Each loop iteration will use a different "shadow" register, until the instruction retire.

As for speculative execution, or as some of you are coining it speculative OOO (I have never heard of someone calling it that), or simply brand prediction, I’ve never heard of someone calling speculative execution speculative OOO my bad.

With that in mind yes modern x86 machines are capable of software pipelining, but it is done at the compiler level not at the machine level, which is the case with EPIC. It’s noticeably more efficient to be done on EPIC than x86, based on x86’s register limits as apposed to EPIC’s.

It also should be noted that software pipelining is quite difficult to implement on x86 and is nearly all cases is faster and much easier to do a straight forward loop, or use Duff's technique to do your loop unrolling which is easier and quite a bit simpler.

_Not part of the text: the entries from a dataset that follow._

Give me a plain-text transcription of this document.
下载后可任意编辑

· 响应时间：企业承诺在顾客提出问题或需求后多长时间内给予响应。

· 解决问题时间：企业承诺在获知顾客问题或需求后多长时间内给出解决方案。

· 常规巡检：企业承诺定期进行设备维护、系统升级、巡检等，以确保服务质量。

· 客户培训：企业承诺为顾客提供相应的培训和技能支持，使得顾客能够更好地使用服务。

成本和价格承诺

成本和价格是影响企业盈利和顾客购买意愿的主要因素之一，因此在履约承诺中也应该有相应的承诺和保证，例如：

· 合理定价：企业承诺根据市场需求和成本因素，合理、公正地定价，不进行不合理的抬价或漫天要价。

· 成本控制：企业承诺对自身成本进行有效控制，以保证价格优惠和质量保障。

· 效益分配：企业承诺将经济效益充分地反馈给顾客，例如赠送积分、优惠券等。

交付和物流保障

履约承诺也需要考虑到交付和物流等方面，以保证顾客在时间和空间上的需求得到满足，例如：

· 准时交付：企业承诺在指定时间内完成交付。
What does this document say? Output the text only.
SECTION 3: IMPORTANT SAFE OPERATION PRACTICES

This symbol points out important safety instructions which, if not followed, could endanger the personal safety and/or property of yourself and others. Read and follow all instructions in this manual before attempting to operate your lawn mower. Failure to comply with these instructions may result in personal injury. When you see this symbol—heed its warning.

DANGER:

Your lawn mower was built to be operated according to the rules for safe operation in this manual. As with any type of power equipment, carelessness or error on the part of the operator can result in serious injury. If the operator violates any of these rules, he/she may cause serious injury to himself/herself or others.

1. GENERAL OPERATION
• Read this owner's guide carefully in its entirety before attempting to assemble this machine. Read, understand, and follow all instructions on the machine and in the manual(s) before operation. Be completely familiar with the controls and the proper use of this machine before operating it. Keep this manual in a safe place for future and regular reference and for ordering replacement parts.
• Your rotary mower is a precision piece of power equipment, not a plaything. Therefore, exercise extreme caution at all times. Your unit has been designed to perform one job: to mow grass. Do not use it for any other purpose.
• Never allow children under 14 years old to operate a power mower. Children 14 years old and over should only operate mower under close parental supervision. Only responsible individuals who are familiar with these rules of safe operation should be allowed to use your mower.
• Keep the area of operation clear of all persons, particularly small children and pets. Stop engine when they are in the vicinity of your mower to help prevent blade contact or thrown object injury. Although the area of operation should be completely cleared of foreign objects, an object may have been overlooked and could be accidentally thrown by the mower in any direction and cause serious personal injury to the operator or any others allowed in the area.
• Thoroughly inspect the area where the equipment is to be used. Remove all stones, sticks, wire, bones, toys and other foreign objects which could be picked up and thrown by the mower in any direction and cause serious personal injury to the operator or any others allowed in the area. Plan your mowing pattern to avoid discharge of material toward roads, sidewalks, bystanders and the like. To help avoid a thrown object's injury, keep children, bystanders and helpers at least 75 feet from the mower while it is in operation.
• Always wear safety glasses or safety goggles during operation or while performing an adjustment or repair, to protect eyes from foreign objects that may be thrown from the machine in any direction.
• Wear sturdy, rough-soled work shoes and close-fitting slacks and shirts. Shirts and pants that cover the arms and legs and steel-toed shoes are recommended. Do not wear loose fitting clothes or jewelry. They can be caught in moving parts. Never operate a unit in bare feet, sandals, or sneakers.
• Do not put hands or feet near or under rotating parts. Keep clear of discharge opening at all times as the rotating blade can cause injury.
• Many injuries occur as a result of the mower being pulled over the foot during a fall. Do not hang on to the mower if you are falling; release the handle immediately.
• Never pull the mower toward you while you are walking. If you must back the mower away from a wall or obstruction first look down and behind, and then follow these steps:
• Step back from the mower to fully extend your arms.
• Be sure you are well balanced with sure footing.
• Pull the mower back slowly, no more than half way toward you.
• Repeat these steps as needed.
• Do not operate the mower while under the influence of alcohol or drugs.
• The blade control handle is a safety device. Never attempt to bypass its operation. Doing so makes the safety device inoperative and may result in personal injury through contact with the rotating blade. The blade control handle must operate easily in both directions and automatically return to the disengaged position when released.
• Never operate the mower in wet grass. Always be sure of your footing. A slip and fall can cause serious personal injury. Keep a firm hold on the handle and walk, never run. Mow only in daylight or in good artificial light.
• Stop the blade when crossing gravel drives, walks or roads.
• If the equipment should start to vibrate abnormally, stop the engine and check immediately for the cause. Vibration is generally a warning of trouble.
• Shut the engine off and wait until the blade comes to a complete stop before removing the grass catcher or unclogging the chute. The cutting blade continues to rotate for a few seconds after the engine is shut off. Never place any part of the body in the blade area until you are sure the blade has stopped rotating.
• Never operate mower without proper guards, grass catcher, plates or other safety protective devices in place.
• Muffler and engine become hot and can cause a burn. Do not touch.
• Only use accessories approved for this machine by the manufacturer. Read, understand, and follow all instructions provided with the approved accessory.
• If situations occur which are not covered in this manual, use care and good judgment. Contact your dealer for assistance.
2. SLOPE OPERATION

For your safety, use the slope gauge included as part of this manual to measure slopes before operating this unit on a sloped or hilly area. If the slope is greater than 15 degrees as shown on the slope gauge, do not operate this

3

Why are you bringing the Tomasulo's algorithm into the argument, I quite aware that it gave birth to out-of-order execution processors? You look that up on Wiki to make me look stupid?
Nope, OOO execution existed before Tomasulo's algorithm was invented, and it was based on a simpler algorithm, called Scoreboarding.
Tomasulo's algorithm allows dynamic loop unrolling at HW level, that's why i mentioned it.
And if i find the time i might provide an example of this, but not tonight though (yes it's night here :) ).
And no, i didn't look it up in a Wiki, since i'm teaching it in a course on computer architecture in a college.. :)
Did you mention me lookin it up in a Wiki to make me look stupid? 😉
 
Predication means executing both ends of the branch in parallel, then discarding the wrong one.
This means, that half of the execution resources are wasting power for nothing.
ONLINE.

Yes I know what the compiler is creating for execution, but in the end it is faster than executing a complete branch.